Toplardamarlarda geriye kaçışın ve basıncın artması zaman zaman damarlarda lokalize genişlemelere neden olmaktadır. Toplardamarlardaki lokalize genişlemelere ise VARİS adını vermekteyiz. Toplardamarlardaki genişlemeler örümcek ağına benzemektedir. Çok ince ve yaygın olabildiği gibi, biraz daha kalınca mavi damarlar veya dışarı çıkıntılar oluşturan büyük damarlar halinde de olabilir. Varislerde yaşanan şikâyetlerin önemli bir bölümü venöz yetmezlikten kaynaklanmaktadır. Kanın aşağı doğru göllenmesinin ve oluşturduğu basıncın sonucunda çeşitli şikâyetler ortaya çıkar.

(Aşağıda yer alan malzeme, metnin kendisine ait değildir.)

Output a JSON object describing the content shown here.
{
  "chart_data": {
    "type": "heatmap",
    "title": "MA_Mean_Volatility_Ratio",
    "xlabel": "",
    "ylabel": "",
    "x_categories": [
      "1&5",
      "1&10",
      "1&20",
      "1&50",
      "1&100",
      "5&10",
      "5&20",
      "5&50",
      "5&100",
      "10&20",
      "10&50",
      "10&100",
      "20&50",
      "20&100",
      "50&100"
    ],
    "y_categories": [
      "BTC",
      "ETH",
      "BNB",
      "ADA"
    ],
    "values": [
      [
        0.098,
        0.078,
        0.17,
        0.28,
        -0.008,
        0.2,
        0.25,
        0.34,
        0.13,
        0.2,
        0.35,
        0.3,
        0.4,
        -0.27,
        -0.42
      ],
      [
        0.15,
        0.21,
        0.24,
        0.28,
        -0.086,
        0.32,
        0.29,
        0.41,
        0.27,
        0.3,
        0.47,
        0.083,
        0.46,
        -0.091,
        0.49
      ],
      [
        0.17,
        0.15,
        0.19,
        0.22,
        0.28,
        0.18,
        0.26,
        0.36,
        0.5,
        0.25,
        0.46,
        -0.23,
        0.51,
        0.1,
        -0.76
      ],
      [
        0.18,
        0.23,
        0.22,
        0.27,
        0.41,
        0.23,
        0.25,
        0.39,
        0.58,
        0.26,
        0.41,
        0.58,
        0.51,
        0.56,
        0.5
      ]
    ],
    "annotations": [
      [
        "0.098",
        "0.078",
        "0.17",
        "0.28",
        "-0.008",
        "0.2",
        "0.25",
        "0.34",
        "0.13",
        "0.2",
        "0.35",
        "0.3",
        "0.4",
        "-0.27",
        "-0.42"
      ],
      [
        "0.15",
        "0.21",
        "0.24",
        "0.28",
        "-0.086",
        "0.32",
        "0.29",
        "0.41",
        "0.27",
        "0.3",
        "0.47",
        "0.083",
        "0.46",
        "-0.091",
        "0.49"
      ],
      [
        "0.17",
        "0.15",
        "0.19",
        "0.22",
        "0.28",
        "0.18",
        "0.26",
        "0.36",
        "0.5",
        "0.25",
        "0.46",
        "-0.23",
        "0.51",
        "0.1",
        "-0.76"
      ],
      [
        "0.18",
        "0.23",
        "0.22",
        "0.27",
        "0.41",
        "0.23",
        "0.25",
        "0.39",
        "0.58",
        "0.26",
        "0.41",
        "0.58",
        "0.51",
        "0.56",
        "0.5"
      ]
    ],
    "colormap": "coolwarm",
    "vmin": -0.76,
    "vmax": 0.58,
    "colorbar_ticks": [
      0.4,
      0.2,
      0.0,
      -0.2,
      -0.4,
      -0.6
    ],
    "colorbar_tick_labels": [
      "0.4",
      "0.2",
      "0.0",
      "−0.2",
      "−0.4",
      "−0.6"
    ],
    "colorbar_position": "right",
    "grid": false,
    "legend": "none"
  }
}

Ayak bileklerinden yukarı doğru ilerleyen ödem, erken zamanda çorapların iz oluşturması veya ayakkabının akşama doğru daha küçük gelmesi hissi.

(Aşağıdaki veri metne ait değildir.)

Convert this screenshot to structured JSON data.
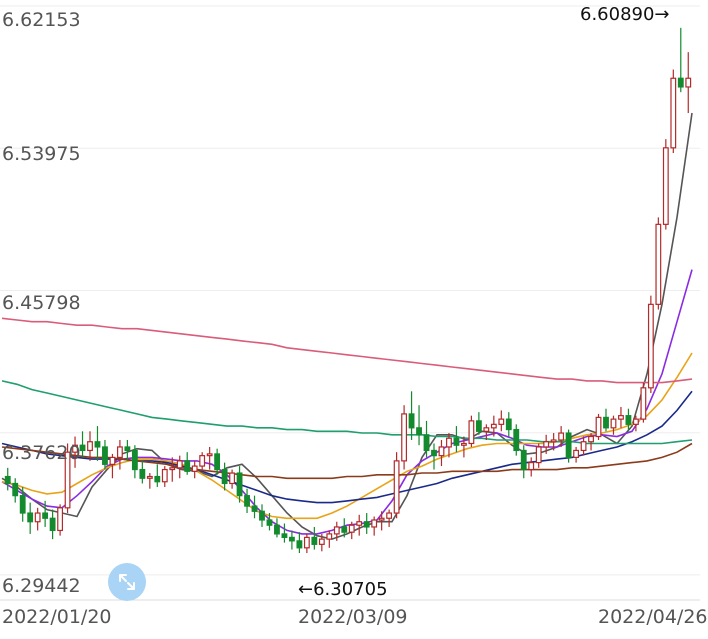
{
  "chart_data": {
    "type": "candlestick",
    "title": "",
    "y_ticks": [
      "6.62153",
      "6.53975",
      "6.45798",
      "6.37620",
      "6.29442"
    ],
    "x_ticks": [
      "2022/01/20",
      "2022/03/09",
      "2022/04/26"
    ],
    "ylim": [
      6.28,
      6.625
    ],
    "annotations": {
      "max": "6.60890→",
      "min": "←6.30705"
    },
    "grid": true,
    "colors": {
      "up": "#b22a2a",
      "down": "#138a2e",
      "ma5": "#555555",
      "ma10": "#8a2be2",
      "ma20": "#e8a317",
      "ma30": "#1a2a8a",
      "ma60": "#8b3a1a",
      "ma120": "#1f9e6e",
      "ma250": "#d95c7a"
    },
    "candles": [
      [
        6.351,
        6.356,
        6.343,
        6.347
      ],
      [
        6.347,
        6.35,
        6.336,
        6.34
      ],
      [
        6.34,
        6.345,
        6.325,
        6.33
      ],
      [
        6.33,
        6.336,
        6.318,
        6.325
      ],
      [
        6.325,
        6.333,
        6.32,
        6.33
      ],
      [
        6.33,
        6.337,
        6.322,
        6.327
      ],
      [
        6.327,
        6.332,
        6.315,
        6.32
      ],
      [
        6.32,
        6.335,
        6.317,
        6.333
      ],
      [
        6.333,
        6.37,
        6.33,
        6.365
      ],
      [
        6.365,
        6.374,
        6.356,
        6.369
      ],
      [
        6.369,
        6.377,
        6.362,
        6.366
      ],
      [
        6.366,
        6.377,
        6.36,
        6.371
      ],
      [
        6.371,
        6.38,
        6.36,
        6.368
      ],
      [
        6.368,
        6.372,
        6.355,
        6.358
      ],
      [
        6.358,
        6.364,
        6.35,
        6.362
      ],
      [
        6.362,
        6.372,
        6.355,
        6.368
      ],
      [
        6.368,
        6.372,
        6.36,
        6.366
      ],
      [
        6.366,
        6.369,
        6.35,
        6.355
      ],
      [
        6.355,
        6.36,
        6.347,
        6.35
      ],
      [
        6.35,
        6.353,
        6.344,
        6.351
      ],
      [
        6.351,
        6.358,
        6.345,
        6.348
      ],
      [
        6.348,
        6.357,
        6.345,
        6.355
      ],
      [
        6.355,
        6.362,
        6.348,
        6.356
      ],
      [
        6.356,
        6.363,
        6.35,
        6.36
      ],
      [
        6.36,
        6.365,
        6.352,
        6.354
      ],
      [
        6.354,
        6.36,
        6.35,
        6.357
      ],
      [
        6.357,
        6.365,
        6.354,
        6.363
      ],
      [
        6.363,
        6.368,
        6.355,
        6.364
      ],
      [
        6.364,
        6.367,
        6.352,
        6.355
      ],
      [
        6.355,
        6.359,
        6.343,
        6.347
      ],
      [
        6.347,
        6.355,
        6.344,
        6.353
      ],
      [
        6.353,
        6.357,
        6.336,
        6.34
      ],
      [
        6.34,
        6.344,
        6.33,
        6.334
      ],
      [
        6.334,
        6.34,
        6.327,
        6.331
      ],
      [
        6.331,
        6.335,
        6.322,
        6.326
      ],
      [
        6.326,
        6.33,
        6.32,
        6.323
      ],
      [
        6.323,
        6.327,
        6.316,
        6.318
      ],
      [
        6.318,
        6.324,
        6.313,
        6.316
      ],
      [
        6.316,
        6.32,
        6.309,
        6.314
      ],
      [
        6.314,
        6.319,
        6.307,
        6.31
      ],
      [
        6.31,
        6.318,
        6.307,
        6.316
      ],
      [
        6.316,
        6.322,
        6.309,
        6.312
      ],
      [
        6.312,
        6.318,
        6.308,
        6.315
      ],
      [
        6.315,
        6.32,
        6.31,
        6.318
      ],
      [
        6.318,
        6.325,
        6.314,
        6.322
      ],
      [
        6.322,
        6.327,
        6.316,
        6.319
      ],
      [
        6.319,
        6.325,
        6.315,
        6.323
      ],
      [
        6.323,
        6.329,
        6.317,
        6.325
      ],
      [
        6.325,
        6.33,
        6.318,
        6.322
      ],
      [
        6.322,
        6.328,
        6.317,
        6.326
      ],
      [
        6.326,
        6.331,
        6.32,
        6.327
      ],
      [
        6.327,
        6.332,
        6.322,
        6.33
      ],
      [
        6.33,
        6.365,
        6.327,
        6.36
      ],
      [
        6.36,
        6.392,
        6.355,
        6.387
      ],
      [
        6.387,
        6.4,
        6.372,
        6.379
      ],
      [
        6.379,
        6.392,
        6.369,
        6.375
      ],
      [
        6.375,
        6.383,
        6.362,
        6.366
      ],
      [
        6.366,
        6.37,
        6.355,
        6.363
      ],
      [
        6.363,
        6.372,
        6.357,
        6.368
      ],
      [
        6.368,
        6.376,
        6.362,
        6.373
      ],
      [
        6.373,
        6.38,
        6.365,
        6.369
      ],
      [
        6.369,
        6.374,
        6.362,
        6.37
      ],
      [
        6.37,
        6.386,
        6.368,
        6.383
      ],
      [
        6.383,
        6.388,
        6.375,
        6.377
      ],
      [
        6.377,
        6.381,
        6.372,
        6.379
      ],
      [
        6.379,
        6.386,
        6.374,
        6.381
      ],
      [
        6.381,
        6.389,
        6.377,
        6.384
      ],
      [
        6.384,
        6.388,
        6.374,
        6.378
      ],
      [
        6.378,
        6.381,
        6.363,
        6.366
      ],
      [
        6.366,
        6.369,
        6.35,
        6.355
      ],
      [
        6.355,
        6.362,
        6.351,
        6.359
      ],
      [
        6.359,
        6.37,
        6.356,
        6.368
      ],
      [
        6.368,
        6.375,
        6.364,
        6.371
      ],
      [
        6.371,
        6.376,
        6.366,
        6.372
      ],
      [
        6.372,
        6.38,
        6.368,
        6.376
      ],
      [
        6.376,
        6.378,
        6.359,
        6.362
      ],
      [
        6.362,
        6.368,
        6.359,
        6.366
      ],
      [
        6.366,
        6.374,
        6.363,
        6.371
      ],
      [
        6.371,
        6.376,
        6.366,
        6.374
      ],
      [
        6.374,
        6.387,
        6.372,
        6.385
      ],
      [
        6.385,
        6.39,
        6.377,
        6.379
      ],
      [
        6.379,
        6.386,
        6.375,
        6.384
      ],
      [
        6.384,
        6.391,
        6.379,
        6.386
      ],
      [
        6.386,
        6.39,
        6.377,
        6.381
      ],
      [
        6.381,
        6.386,
        6.377,
        6.384
      ],
      [
        6.384,
        6.405,
        6.382,
        6.402
      ],
      [
        6.402,
        6.455,
        6.399,
        6.45
      ],
      [
        6.45,
        6.5,
        6.447,
        6.496
      ],
      [
        6.496,
        6.545,
        6.493,
        6.54
      ],
      [
        6.54,
        6.585,
        6.537,
        6.58
      ],
      [
        6.58,
        6.609,
        6.572,
        6.575
      ],
      [
        6.575,
        6.595,
        6.56,
        6.58
      ]
    ],
    "ma_lines": {
      "ma5": [
        6.35,
        6.345,
        6.338,
        6.332,
        6.33,
        6.328,
        6.345,
        6.355,
        6.364,
        6.367,
        6.366,
        6.358,
        6.355,
        6.354,
        6.351,
        6.356,
        6.358,
        6.35,
        6.34,
        6.33,
        6.322,
        6.317,
        6.315,
        6.318,
        6.322,
        6.325,
        6.325,
        6.34,
        6.362,
        6.375,
        6.375,
        6.372,
        6.377,
        6.376,
        6.369,
        6.364,
        6.365,
        6.368,
        6.374,
        6.378,
        6.375,
        6.37,
        6.38,
        6.41,
        6.45,
        6.5,
        6.56
      ],
      "ma10": [
        6.348,
        6.343,
        6.338,
        6.334,
        6.333,
        6.34,
        6.348,
        6.357,
        6.361,
        6.362,
        6.362,
        6.361,
        6.36,
        6.36,
        6.358,
        6.352,
        6.343,
        6.333,
        6.325,
        6.32,
        6.318,
        6.318,
        6.32,
        6.323,
        6.324,
        6.326,
        6.337,
        6.352,
        6.36,
        6.365,
        6.37,
        6.372,
        6.374,
        6.376,
        6.373,
        6.369,
        6.368,
        6.368,
        6.371,
        6.374,
        6.375,
        6.374,
        6.377,
        6.39,
        6.41,
        6.44,
        6.47
      ],
      "ma20": [
        6.348,
        6.346,
        6.343,
        6.341,
        6.342,
        6.347,
        6.352,
        6.356,
        6.359,
        6.361,
        6.361,
        6.36,
        6.358,
        6.354,
        6.349,
        6.343,
        6.337,
        6.331,
        6.328,
        6.327,
        6.327,
        6.327,
        6.33,
        6.334,
        6.339,
        6.344,
        6.349,
        6.354,
        6.357,
        6.361,
        6.364,
        6.367,
        6.369,
        6.37,
        6.37,
        6.37,
        6.37,
        6.371,
        6.373,
        6.375,
        6.376,
        6.378,
        6.381,
        6.386,
        6.395,
        6.408,
        6.422
      ],
      "ma30": [
        6.37,
        6.368,
        6.366,
        6.364,
        6.363,
        6.362,
        6.361,
        6.361,
        6.361,
        6.36,
        6.36,
        6.359,
        6.357,
        6.355,
        6.352,
        6.349,
        6.346,
        6.343,
        6.34,
        6.338,
        6.337,
        6.336,
        6.336,
        6.337,
        6.338,
        6.339,
        6.341,
        6.343,
        6.345,
        6.347,
        6.35,
        6.352,
        6.354,
        6.356,
        6.358,
        6.359,
        6.36,
        6.361,
        6.362,
        6.364,
        6.366,
        6.368,
        6.371,
        6.375,
        6.38,
        6.389,
        6.4
      ],
      "ma60": [
        6.368,
        6.367,
        6.366,
        6.365,
        6.364,
        6.363,
        6.362,
        6.362,
        6.361,
        6.36,
        6.359,
        6.358,
        6.356,
        6.355,
        6.354,
        6.353,
        6.352,
        6.351,
        6.351,
        6.35,
        6.35,
        6.35,
        6.35,
        6.351,
        6.351,
        6.352,
        6.352,
        6.352,
        6.353,
        6.353,
        6.354,
        6.354,
        6.354,
        6.354,
        6.355,
        6.355,
        6.355,
        6.355,
        6.356,
        6.356,
        6.357,
        6.358,
        6.359,
        6.36,
        6.362,
        6.365,
        6.37
      ],
      "ma120": [
        6.406,
        6.404,
        6.401,
        6.399,
        6.397,
        6.395,
        6.393,
        6.391,
        6.389,
        6.387,
        6.385,
        6.384,
        6.383,
        6.382,
        6.381,
        6.38,
        6.38,
        6.379,
        6.379,
        6.378,
        6.378,
        6.377,
        6.377,
        6.377,
        6.376,
        6.376,
        6.375,
        6.375,
        6.375,
        6.374,
        6.374,
        6.373,
        6.373,
        6.372,
        6.372,
        6.372,
        6.371,
        6.371,
        6.371,
        6.37,
        6.37,
        6.37,
        6.37,
        6.37,
        6.37,
        6.371,
        6.372
      ],
      "ma250": [
        6.442,
        6.441,
        6.44,
        6.44,
        6.439,
        6.438,
        6.438,
        6.437,
        6.436,
        6.436,
        6.435,
        6.434,
        6.433,
        6.432,
        6.431,
        6.43,
        6.429,
        6.428,
        6.427,
        6.425,
        6.424,
        6.423,
        6.422,
        6.421,
        6.42,
        6.419,
        6.418,
        6.417,
        6.416,
        6.415,
        6.414,
        6.413,
        6.412,
        6.411,
        6.41,
        6.409,
        6.408,
        6.407,
        6.407,
        6.406,
        6.406,
        6.405,
        6.405,
        6.405,
        6.405,
        6.406,
        6.407
      ]
    }
  }
}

Ayak tabanında gerçekleşen yanma ve his bozuklukları, kimi zaman hastalar yürürken kauçuğa bastıkları gibi bir hali olduğunu ifade etmektedirler.

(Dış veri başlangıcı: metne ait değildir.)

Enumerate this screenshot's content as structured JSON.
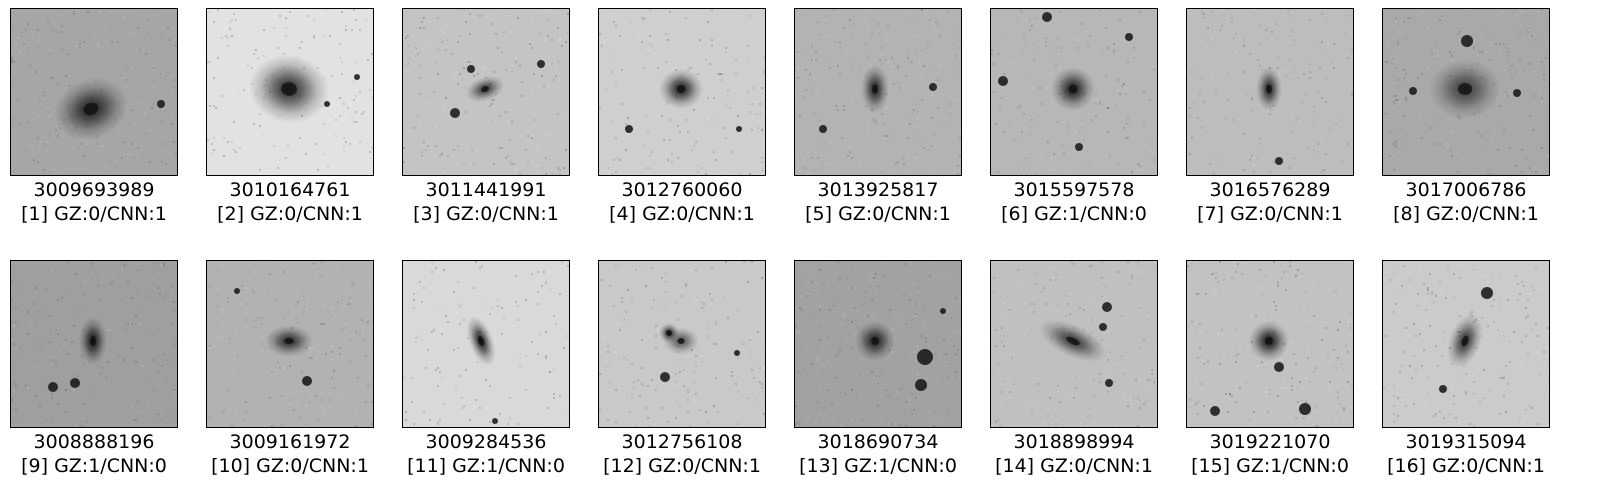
{
  "panels": [
    {
      "id": "3009693989",
      "label": "[1] GZ:0/CNN:1",
      "bg": "#a6a6a6",
      "noise": 0.1
    },
    {
      "id": "3010164761",
      "label": "[2] GZ:0/CNN:1",
      "bg": "#e2e2e2",
      "noise": 0.12
    },
    {
      "id": "3011441991",
      "label": "[3] GZ:0/CNN:1",
      "bg": "#c4c4c4",
      "noise": 0.12
    },
    {
      "id": "3012760060",
      "label": "[4] GZ:0/CNN:1",
      "bg": "#cfcfcf",
      "noise": 0.12
    },
    {
      "id": "3013925817",
      "label": "[5] GZ:0/CNN:1",
      "bg": "#b3b3b3",
      "noise": 0.1
    },
    {
      "id": "3015597578",
      "label": "[6] GZ:1/CNN:0",
      "bg": "#b7b7b7",
      "noise": 0.1
    },
    {
      "id": "3016576289",
      "label": "[7] GZ:0/CNN:1",
      "bg": "#bdbdbd",
      "noise": 0.1
    },
    {
      "id": "3017006786",
      "label": "[8] GZ:0/CNN:1",
      "bg": "#a9a9a9",
      "noise": 0.1
    },
    {
      "id": "3008888196",
      "label": "[9] GZ:1/CNN:0",
      "bg": "#9f9f9f",
      "noise": 0.1
    },
    {
      "id": "3009161972",
      "label": "[10] GZ:0/CNN:1",
      "bg": "#b2b2b2",
      "noise": 0.1
    },
    {
      "id": "3009284536",
      "label": "[11] GZ:1/CNN:0",
      "bg": "#d9d9d9",
      "noise": 0.12
    },
    {
      "id": "3012756108",
      "label": "[12] GZ:0/CNN:1",
      "bg": "#c9c9c9",
      "noise": 0.12
    },
    {
      "id": "3018690734",
      "label": "[13] GZ:1/CNN:0",
      "bg": "#a2a2a2",
      "noise": 0.1
    },
    {
      "id": "3018898994",
      "label": "[14] GZ:0/CNN:1",
      "bg": "#c0c0c0",
      "noise": 0.1
    },
    {
      "id": "3019221070",
      "label": "[15] GZ:1/CNN:0",
      "bg": "#c2c2c2",
      "noise": 0.12
    },
    {
      "id": "3019315094",
      "label": "[16] GZ:0/CNN:1",
      "bg": "#cbcbcb",
      "noise": 0.12
    }
  ]
}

Kaşıntı, özellikle sıcak günlerden sonra bileklerde daha yoğun olmak üzere kaşıntılar ve kaşınmayla ilişkili berelenmeler gerçekleşebilir.
Dışarıdan gözlenebilen büyük varislerde kanın genişlemiş söz konusu bölgelerdeki aşırı durgunluğu pıhtılaşmaya ve damar duvarında iltihaba benzer değişikliklere yol açabilir. Hastalığı ilerleyenlerde yine bilek bölgelerinde kahverengiye benzeyen renk değişiklikleri gerçekleşir.
Kahverengine dönen bölgelerin merkezinde kimi zaman kaşınma sonrası ortaya çıkan ufak yaralar daha büyüyerek canı acıtan, iş gücü kaybı ve hayat kalitesini olumsuz etkileyen, zor iyileşen yaralar oluşabilir. Söz konusu yaralar iyi ve etkili tedavilerle bile 2-3 ayda iyileşebilmektedirler.
Venöz yetmezlikler ve varisler özellikle son dönemde toplumda çok sık görülmeye başlamıştır. Esasen basit gibi görünseler de oluşturabilecekleri sorunlar ve komplikasyonlar ciddi tehlikeler meydana getirebilmektedir. Öte yandan derin toplardamarlarda meydana gelecek pıhtılar kalıcı olabilmekte ilerleyen yaşantıda hastanın yaşam düzeyini önemli miktarda bozacak sekeller bırakabilir. Yine bacakta oluşacak varis egzamaları veya ülserleri hem çok can yakan hem de tedavisi oldukça zor ve uzun rahatsızlıklardır Bu sebeple venöz yetmezlik belirlenen hastaların iyi değerlendirilmesi, hastalıkla ilgili bilgilendirilmesi ve gerekli tedbirlerin alınması hastaların rahat bir yaşam sürmeleri için önemlidir.